Музыканты, песни… – всякий слыхал и знает.
– Да проходите!..
Пробирались через толпу к решетке. Новая как будто песня? Каждый день музыканты сочиняют, кладут на ноты.
Не новая была песня: ходили измятые листочки, отданные назад артистам: продадите. Но то, как пели, – должно быть, казалось новым: листочки охотно брали. Или эта ужасная погода, пустая аллея эстакады, под гул и грохот, под жесткий припев железа, – делали эту песню ровой? Многие напевали под сурдинку, прильнув к решетке, всматриваясь в железную аллею, в деревья-сваи, бежавшие в даль столбами. Пели – глядели в своды, где черные балки-скрепы глазели на них болтами.
Грустью томилась песня. Невеселы были и артисты: ходить по такой погоде – веселого немного. Что их толкнуло в жизни, сказало – пойте –? Бродяжный ли дух артиста, которому повсюду тесно, который живет на воле; или судьба скупая: ходите, пойте –?
Пятеро было музыкантов. Стояли они лицом в «аллею», к редким прохожим, укрывшимся от дождя под своды. Так было и удобней – петь и играть по ветру.
Впереди стоял, по виду, глава оркестра, брюнет, худощавый, стройный, в темном пальто, с воротником из меха, смокшего на дожде, со звездочками проплешин, из того меха, что зовется у скорняков – «собачий бобрик». На левом борту, в петлице, светлелась какая-то полоска, – военный орден? Лицо брюнета было благородно, тонко, в пенсне в роговой оправе, в остренькой, с проседью, бородке. Мягкая шляпа, лодкой, крахмальный воротничок, серебристое шелковое кашне враскрышку, пальто, – все было свеже, чисто, красиво даже. Его можно было принять за адвоката, за артиста. По тому, как обращалась к нему певица, как следили за его флейтой музыканты, можно было судить, что его очень уважают. Он стоял прямо, неподвижно-прямо, и лицо его было неподвижно, сторожко, напряженно. Оно было чуть поднято, смотрело поверх движенья, как смотрят прислушивающиеся или слепые люди. В перерыве песни он уронил платок и опустился прямо, стараясь его нащупать. Ему подняли, и он по-военному, четко, коснулся шляпы. Дымные стекла его пенсне скрывали какие-нибудь жуткие изъяны.

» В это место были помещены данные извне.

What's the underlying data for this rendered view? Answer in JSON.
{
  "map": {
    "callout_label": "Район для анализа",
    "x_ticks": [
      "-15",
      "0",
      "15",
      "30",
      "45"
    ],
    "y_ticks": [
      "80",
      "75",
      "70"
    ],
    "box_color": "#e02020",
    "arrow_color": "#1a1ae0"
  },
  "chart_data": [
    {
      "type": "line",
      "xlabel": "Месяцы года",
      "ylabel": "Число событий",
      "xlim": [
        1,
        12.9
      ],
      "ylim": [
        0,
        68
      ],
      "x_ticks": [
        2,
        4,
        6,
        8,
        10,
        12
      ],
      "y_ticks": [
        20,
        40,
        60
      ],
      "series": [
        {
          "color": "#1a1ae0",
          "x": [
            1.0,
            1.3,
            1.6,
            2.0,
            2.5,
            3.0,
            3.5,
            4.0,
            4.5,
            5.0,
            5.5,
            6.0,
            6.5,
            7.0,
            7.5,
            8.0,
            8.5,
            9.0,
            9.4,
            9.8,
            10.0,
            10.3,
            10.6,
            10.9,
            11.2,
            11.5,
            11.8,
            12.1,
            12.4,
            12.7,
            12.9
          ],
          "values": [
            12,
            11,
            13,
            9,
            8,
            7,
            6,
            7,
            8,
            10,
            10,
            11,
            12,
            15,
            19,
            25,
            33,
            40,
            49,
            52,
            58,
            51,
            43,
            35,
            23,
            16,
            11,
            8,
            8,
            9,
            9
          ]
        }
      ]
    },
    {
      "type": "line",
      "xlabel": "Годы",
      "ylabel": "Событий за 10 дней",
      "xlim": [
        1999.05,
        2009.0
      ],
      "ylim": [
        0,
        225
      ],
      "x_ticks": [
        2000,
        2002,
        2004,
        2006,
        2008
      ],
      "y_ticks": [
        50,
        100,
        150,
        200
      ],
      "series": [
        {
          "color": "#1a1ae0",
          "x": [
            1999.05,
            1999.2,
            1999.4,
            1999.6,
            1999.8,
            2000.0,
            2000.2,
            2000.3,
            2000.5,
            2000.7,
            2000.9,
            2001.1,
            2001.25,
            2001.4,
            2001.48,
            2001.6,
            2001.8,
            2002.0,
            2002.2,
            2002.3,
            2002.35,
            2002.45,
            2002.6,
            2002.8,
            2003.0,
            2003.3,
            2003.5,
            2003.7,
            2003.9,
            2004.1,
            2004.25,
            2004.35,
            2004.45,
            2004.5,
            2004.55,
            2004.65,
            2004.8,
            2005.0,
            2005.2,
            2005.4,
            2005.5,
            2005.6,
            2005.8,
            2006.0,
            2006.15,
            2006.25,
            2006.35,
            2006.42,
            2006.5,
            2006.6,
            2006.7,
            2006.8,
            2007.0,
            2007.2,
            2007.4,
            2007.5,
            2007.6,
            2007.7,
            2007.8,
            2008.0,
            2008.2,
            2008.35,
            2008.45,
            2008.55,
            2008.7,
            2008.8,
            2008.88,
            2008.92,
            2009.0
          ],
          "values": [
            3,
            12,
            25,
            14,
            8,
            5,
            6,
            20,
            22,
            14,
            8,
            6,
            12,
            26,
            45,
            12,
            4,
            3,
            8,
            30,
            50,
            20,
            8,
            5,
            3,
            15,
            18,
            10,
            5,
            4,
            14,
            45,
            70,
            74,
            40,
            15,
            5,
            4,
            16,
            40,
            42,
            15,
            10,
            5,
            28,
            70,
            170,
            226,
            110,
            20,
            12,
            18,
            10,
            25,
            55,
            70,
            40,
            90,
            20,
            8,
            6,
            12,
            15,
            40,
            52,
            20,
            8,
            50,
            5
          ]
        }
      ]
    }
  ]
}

Игравший на виолончели сидел на походном стуле. Этот был жалкого вида, в виксатиновой куртке горохового тона, очень худой и, должно быть, очень большого роста; он согнулся в дугу над инструментом и так козырял смычком, «рыл землю», что ходили бугры его лопаток и извивалась шея. Лицо его было совсем под шляпой. И у него была чем-то украшена петлица
Гармонист был круглый, с одутлым сизым лицом, с черными усиками «в мушку», с большим животом, мешавшим ему в работе. Он сидел на футляре от гармоньи, очень низко, вытянув ноги в крагах. По щегольской когда-то его куртке с нашитыми жгутами болталась блестящая цепочка с жетонами-брелками, как и у наших, бывало, гармонистов. Многорядная гармонья, в звонках и блестках, стояла на раздвинутых коленях, следуя их движенью, и подавала басом – ррам… ррам… – вступая, когда нужно. Что-то серело и у него в петлице.
Четвертый, мандолинист, был крепкий и краснощекий, залихватский малый, веселый, – даже в эту ужасную погоду. Кровь его хорошо играла, чуть ли не жарко ему было: он был в одном пиджаке, особенно как-то лихо на нем сидевшем, притершемся к его телу, с отвисшими, – а, плевать! – будто носил в них камни, карманами, из которых совсем по-домашнему торчали скаковые афишки, круасан, трубка, и мотался ухом черный чехол от мандолины. Он играл – раскачивался в разливе песни, закинув голову, словно вызванивал где-нибудь под прекрасным небом, и чудесные звезды сияли ему под серенаду. Он стоял, выставив одну ногу, подавшись на другую, раскачивался на ней, весь как будто уходил в песню, бойко окидывал черными глазами, подмигивал гармонье, виолончели, ветру, – лихо?.. – и весело колупал по струнам, совсем небрежно. И только после, когда кончилась песня мандолины, можно было понять, что этот веселый малый – совсем калека: выставленная нога так и осталась неподвижной.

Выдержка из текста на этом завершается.